Words spoken by a rapping onion who teaches kung-fu, but they have a powerful resonance for some. Especially if you happen to exist inside a side-scrolling beat ’em up game. For these characters, their entire raison d’être is to kick and punch, kick and punch. And then move right a bit. Then kick and punch some more, but always keep moving right. Never go back; there’s nothing there for you anymore on the left side of the screen.

These are the simple rules that defined the genre of the side-scrolling beat ’em ups – rules that we all understood in the eighties and nineties. Because across those decades, this genre was the king of the fighters. And it ruled the arcades and home consoles with a golden axe.

First Fight

Much like shooting things and playing sports, fighting games were popular forms of early video game entertainment. This holy trinity – the fighter, the shooter and the holy goalpost – were the foundations for the industry. We can’t be sure what that said about us a gaming audience, or how games companies perceived us; maybe as psychotic violent thugs obsessed with competition? Harsh.

Games in this era tended to fall into one of those three groups. Well, unless they were a platformer. But we all know that Mario is more of a psychopath than any of us – just look at his moustache. No well-balanced individual would make a decision to willingly grow a hairy monstrosity like that.

Some video game companies would come to characterize the formative world of beat ’em ups, and one of them was Technōs Japan. This games developer from the far east would create some seminal arcade titles in the genre, with the first being Karate Champ in 1984. This one-on-one fighter would influence the roundhouse-kicking granddaddy of side-scrolling beat ’em ups: Kung-Fu Master.

If Chop Chop Master Onion had a favourite video game when he was growing up in the dirt, we suspect it would’ve been Kung-Fu Master. This deliciously simple martial arts-flavored game became the template for the side-scrolling genre. Without it, other classics couldn’t have followed. And once again, it was Technōs Japan that would punch the way forward with highly influential titles.

Doubling Down

It was a game known in Japan as Nekketsu Kōha Kunio-kun that was pivotal in the genre’s evolution, although Western audiences would know it better as Renegade. The translation of the Japanese title is far better if you ask us though: Hot-Blooded Tough Guy Kunio.

What Renegade did was introduce all the basic features that would come to define any self-respecting beat ’em up; combo moves, jumping and multiple enemy attacks. But despite this, Renegade will never be the arcade fighter that we truly fell in love with. No, there was another that stole our hearts and would set the benchmark for the genre for years to come.

And we warn you now, it’s going to get weird – two dragons.

Because whilst Renegade may have been the petrol of scrolling fighters, it was Double Dragon that brought the fire. Introducing two-player elements to the genre, DD monumentally changed things up. There was nothing more fun than fighting your way through stages with a mate at your side, and this became an immensely important feature for future titles.
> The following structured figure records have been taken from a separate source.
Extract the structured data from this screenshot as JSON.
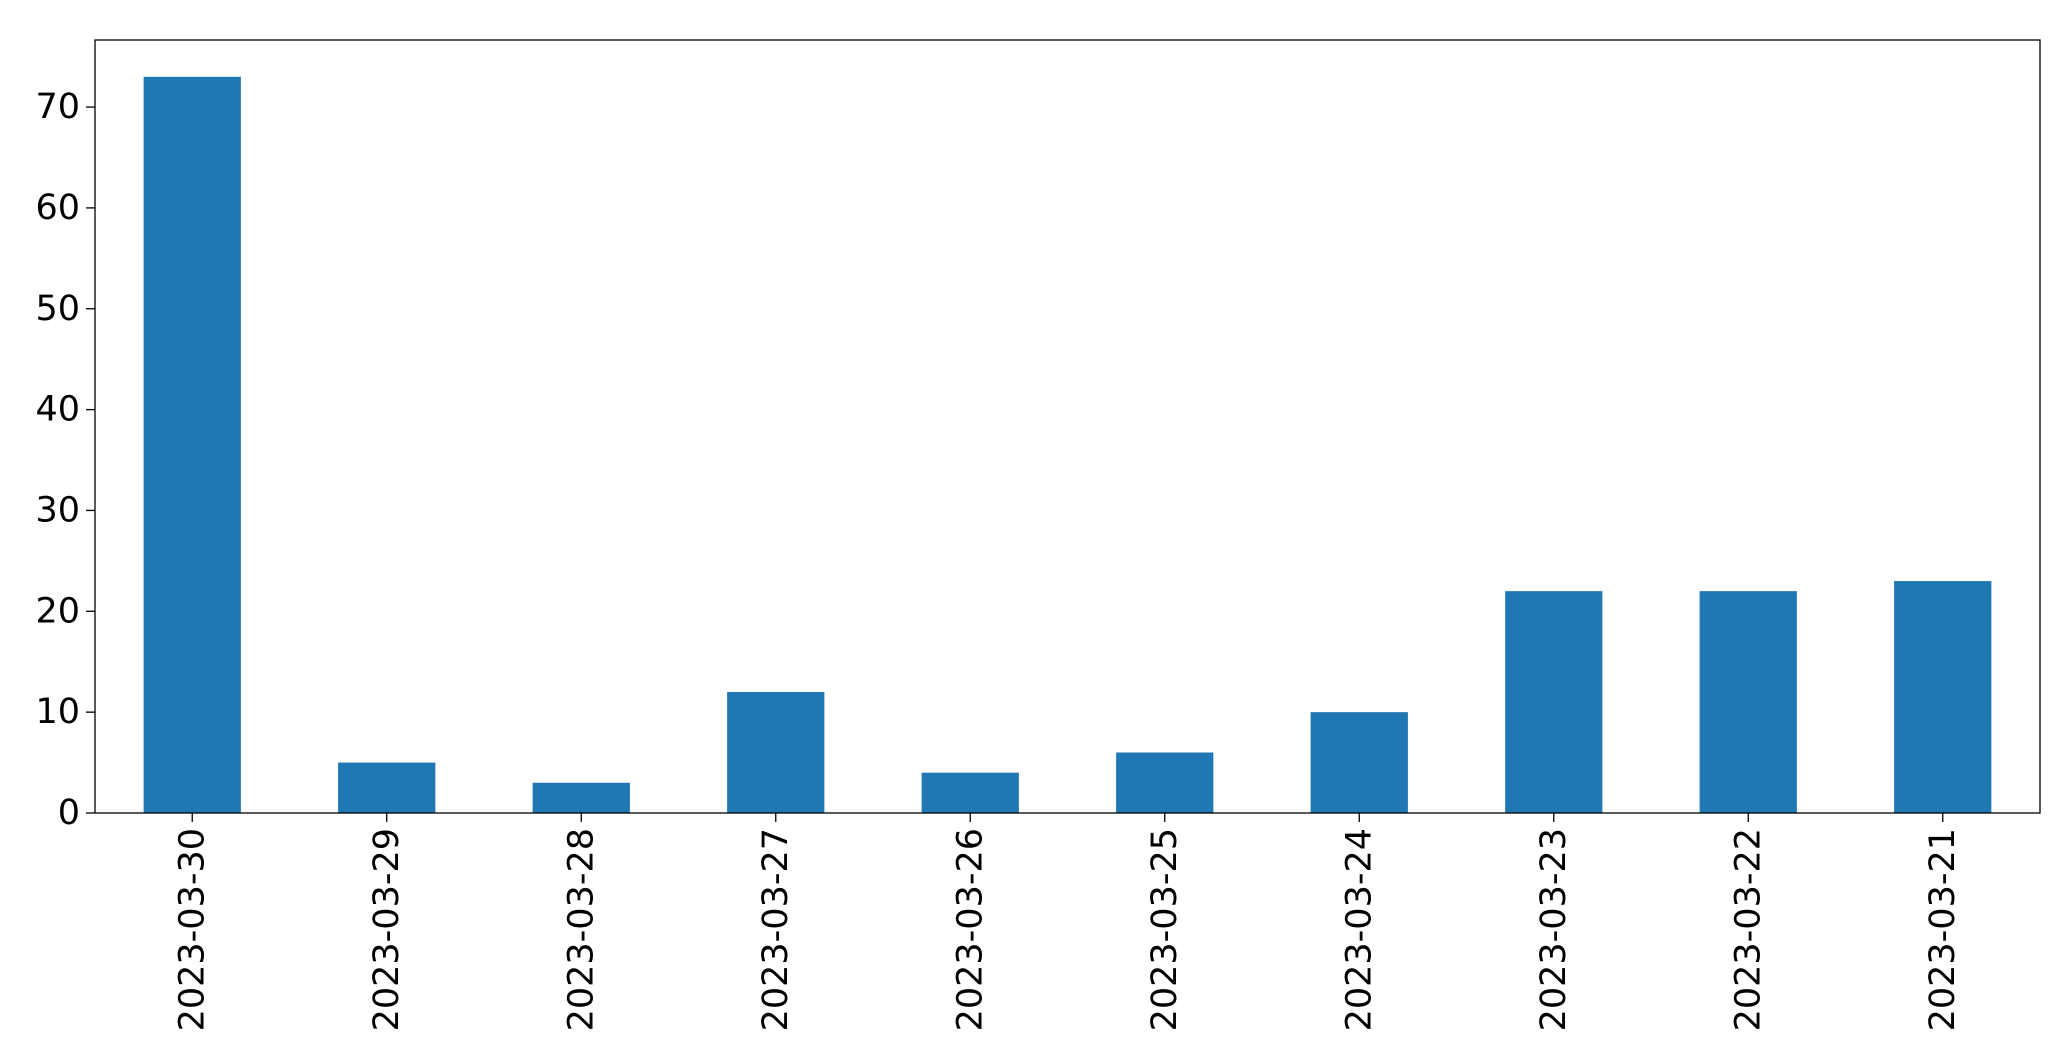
{
  "chart_data": {
    "type": "bar",
    "title": "",
    "xlabel": "",
    "ylabel": "",
    "categories": [
      "2023-03-30",
      "2023-03-29",
      "2023-03-28",
      "2023-03-27",
      "2023-03-26",
      "2023-03-25",
      "2023-03-24",
      "2023-03-23",
      "2023-03-22",
      "2023-03-21"
    ],
    "values": [
      73,
      5,
      3,
      12,
      4,
      6,
      10,
      22,
      22,
      23
    ],
    "ylim": [
      0,
      76.65
    ],
    "yticks": [
      0,
      10,
      20,
      30,
      40,
      50,
      60,
      70
    ],
    "grid": false,
    "legend": "none",
    "bar_color": "#1f77b4"
  }
}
After DD, there were a host of side-scrolling multiplayer fighters that ruled the arcades; Golden Axe, The Simpsons, TMNT: Turtles In Time, and Final Fight to name a few. The latter would inspire the much-loved Streets of Rage.

Sega’s legendary title is the go-to memory of the genre for many gamers, and rightly so too. It managed to take the DNA of previous fighting titles and morphed them into a fresh, stylish video game. Unique design elements and strong gameplay made the Streets of Rage games some of the most memorable, and playable, titles of the early nineties.

But in many ways, Streets of Rage also represented the end of the genre as we knew it.

Final Fight?

The biggest issue that faced side-scrolling beat ’em ups was how they worked in the 3D world of gaming. As the technology advanced, the trend moved away from two dimensions and fighters tried to keep up. Whereas one-on-one fighters would transition well with Tekken, poor games like Fighting Force on the PlayStation would display the difficulty developers were facing with scrolling fighters.

The simple fact was that the genre was not well-suited for this extra dimension. It might’ve been fine moving from left to right and down to up, but moving in other directions didn’t work as well. And as a result, side-scrolling games started to lose their way. But the genre wasn’t done yet though. The excellent, nostalgic Scott Pilgrim vs. The World game was clear proof that the health bar of the genre wasn’t entirely depleted.

And like finding a roast chicken in a phone booth, the health could be replenished entirely in the future. The gorgeous-looking Takeover on the Nintendo Switch could be bringing the genre kicking and punching into the new generation.

Swipe right? Nah, we’d much rather scroll right and fight some more.